4. Why the canonical chain endured
Three structural factors are commonly cited to explain why none of the breakaway chains displaced Bitcoin:
- Network effect on hashrate. The breakaway chains entered with proportionally smaller hashrate, making them cheaper to attack and slower-confirming. Bitcoin Gold suffered two 51% attacks (2018, 2020); BSV suffered repeated reorgs.
- Brand / exchange listing inertia. Major exchanges retained the Bitcoin ticker and address scheme on the main chain. New tickers (BCH, BSV, BTG) drew distinct but smaller markets.

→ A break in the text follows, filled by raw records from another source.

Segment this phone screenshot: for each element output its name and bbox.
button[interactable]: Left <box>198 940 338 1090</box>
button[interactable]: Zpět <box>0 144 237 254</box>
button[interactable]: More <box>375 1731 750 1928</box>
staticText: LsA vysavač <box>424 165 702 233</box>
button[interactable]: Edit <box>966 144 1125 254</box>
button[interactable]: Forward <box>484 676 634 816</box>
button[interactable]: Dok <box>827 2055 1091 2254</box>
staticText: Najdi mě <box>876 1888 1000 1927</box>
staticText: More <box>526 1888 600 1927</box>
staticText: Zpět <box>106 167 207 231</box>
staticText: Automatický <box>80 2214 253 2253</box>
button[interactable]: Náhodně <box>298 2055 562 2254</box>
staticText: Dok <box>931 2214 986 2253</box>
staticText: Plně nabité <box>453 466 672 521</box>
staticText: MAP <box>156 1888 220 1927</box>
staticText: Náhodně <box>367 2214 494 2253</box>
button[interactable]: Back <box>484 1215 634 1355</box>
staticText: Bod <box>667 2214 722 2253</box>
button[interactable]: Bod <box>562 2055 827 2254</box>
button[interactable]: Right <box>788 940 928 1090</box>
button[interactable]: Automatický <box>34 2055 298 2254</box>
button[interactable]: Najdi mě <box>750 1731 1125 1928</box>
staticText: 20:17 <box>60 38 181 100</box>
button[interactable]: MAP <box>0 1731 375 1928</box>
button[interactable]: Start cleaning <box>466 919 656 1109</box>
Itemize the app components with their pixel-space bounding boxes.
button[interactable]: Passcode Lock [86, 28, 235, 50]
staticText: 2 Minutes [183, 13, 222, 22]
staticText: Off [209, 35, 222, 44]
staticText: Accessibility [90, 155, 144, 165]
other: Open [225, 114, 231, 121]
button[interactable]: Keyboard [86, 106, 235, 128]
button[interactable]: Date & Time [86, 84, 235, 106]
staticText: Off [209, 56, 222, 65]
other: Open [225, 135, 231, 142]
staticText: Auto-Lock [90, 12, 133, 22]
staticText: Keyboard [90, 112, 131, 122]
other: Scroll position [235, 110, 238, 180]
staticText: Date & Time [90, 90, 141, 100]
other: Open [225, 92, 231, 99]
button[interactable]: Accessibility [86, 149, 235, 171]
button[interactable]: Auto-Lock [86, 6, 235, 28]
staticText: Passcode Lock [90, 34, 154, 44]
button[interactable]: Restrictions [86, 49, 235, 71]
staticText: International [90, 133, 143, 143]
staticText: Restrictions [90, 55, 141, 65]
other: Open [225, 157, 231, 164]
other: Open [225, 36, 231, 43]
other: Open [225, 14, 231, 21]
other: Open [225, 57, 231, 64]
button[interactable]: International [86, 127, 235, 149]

- Conservative-evolution culture. Bitcoin Core’s policy of soft-fork-only changes, slow review, and explicit unwillingness to rush hard forks under political pressure became a feature, not a bug, in the post-2017 reception. SegWit (soft fork, 2017-08-24) and Taproot (soft fork, 2021-11) were both shipped without splitting the chain.
These observations are descriptive, not prescriptive. They do not rule out a future fork that gains share, only record what happened in the 2009-2024 record.
5. Limits of this entry
- Coverage. This entry catalogs the protocol forks that left surviving chains and the adjacent cryptocurrencies that recur in mainstream Bitcoin discourse. The hundreds of thinly-traded Bitcoin-codebase forks (Peercoin, Primecoin, Auroracoin, etc.) are out of scope; the thousands of independently-designed chains whose origin does not trace back to Bitcoin (Ripple, Monero, IOTA, Cardano are commonly-cited examples in this category) are also out of scope.
- End-state status. Surviving-chain status is recorded as of the entry’s last edit. A chain listed here as “surviving” can stop producing blocks at any time; the genealogy is historical, not a forward-looking endorsement.
- Sociopolitical framing. The block-size war narrative above leans on documents the participants themselves left behind (Hearn 2016-01 essay, Belshe 2017-11 cancellation post, GitHub PR threads). It does not claim to settle which side was correct on the technical merits; that is a separate normative question, not within this catalog’s scope.